Car Crash Statistics – North Carolina
Motor Vehicle Accidents and Fatalities
According to estimates by the National Safety Council, there were 1,400 fatalities in 2016 in North Carolina. This is an increase from 2015 which reported 1,385 fatalities. North Carolina is the ninth most populous state in the U.S. and recorded the fifth most motor vehicle fatalities in 2016.
A total of 251,638 traffic crashes were reported in 2015 resulting in 1,380 fatalities Reportable traffic crashes increased by 11.1%, and fatalities increased by 8.1% compared to 2014.
Causes of Accidents and Fatalities
Speed and distracted driving were cited as the biggest reasons for car crashes. Failing to fasten seat belt is also on the rise.
Motor vehicle crashes involving a teen driver increased by 2.6%. Speeding related teen driver crashes increased by 0.5%. A total of 77 fatal crashes resulted in the death of 81 teens. Out of these fatalities, 53% were due to a lack of seat belt usage, 22.2% were alcohol-related, and 45.7% were speed related.
30.7% of all fatalities in the state were related to speeding. 42% of the fatalities included people who were unbelted while 30.1% fatalities were alcohol-related. Distracted driving accounted for 11.7% of the total fatalities.
Lower gas prices and an improving economy have also played a role in the increase in car crash fatalities and accidents. More people are on the road, including teen drivers and more miles are traveled due to low gas prices.
The highest number of alcohol-related fatalities and speeding related fatalities were reported within the 20 to 29 age brackets. This group also had the highest number of unbelted fatalities and fatalities due to improper lane departure.
Drivers distracted by a cell phone contributed to 1264 crashes in 2015. 13 of these crashes were fatal. In 2014, 1132 crashes resulted due to cell phone use resulting in 9 fatalities. Despite the fact that a texting while driving law is in effect in North Carolina, it is still a challenge to get the evidence to prove such a charge. Less than half of those charged actually get convicted. The National Highway Traffic Safety Administration reports that 10% of all drivers in the 15-19 years age group are distracted. Those in their 20s account for 38% of all distracted drivers who used a cell phone and were involved in a fatal crash.

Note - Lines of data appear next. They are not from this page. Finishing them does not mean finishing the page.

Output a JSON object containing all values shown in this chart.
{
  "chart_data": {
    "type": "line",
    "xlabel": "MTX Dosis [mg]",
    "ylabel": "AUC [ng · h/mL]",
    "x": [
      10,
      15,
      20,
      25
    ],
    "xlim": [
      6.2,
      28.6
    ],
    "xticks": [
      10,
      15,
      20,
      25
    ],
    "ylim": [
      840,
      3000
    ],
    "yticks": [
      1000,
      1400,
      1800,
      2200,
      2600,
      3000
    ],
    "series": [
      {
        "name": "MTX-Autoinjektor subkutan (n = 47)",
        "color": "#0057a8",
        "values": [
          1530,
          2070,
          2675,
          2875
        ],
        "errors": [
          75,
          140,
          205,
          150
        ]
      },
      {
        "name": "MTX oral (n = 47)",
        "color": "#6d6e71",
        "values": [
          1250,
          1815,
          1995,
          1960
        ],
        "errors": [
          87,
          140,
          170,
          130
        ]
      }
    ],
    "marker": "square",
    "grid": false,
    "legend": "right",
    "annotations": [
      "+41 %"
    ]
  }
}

72.3% of all crashes in the state occurred between 7 am to 6:59 pm. Motor vehicle fatalities were highest in May followed by September and July.
Out of 1380 fatalities in 2015, 405 deaths were within ages 20-29, 314 within ages 30-39, 296 in the 40-49 ages, 280 within the 50-59 group, 195 within the 50-59 age bracket, 195 within 60-69, 108 within the 70-79 group, 64 within ages 80-89 and 9 within the 80-89 age group.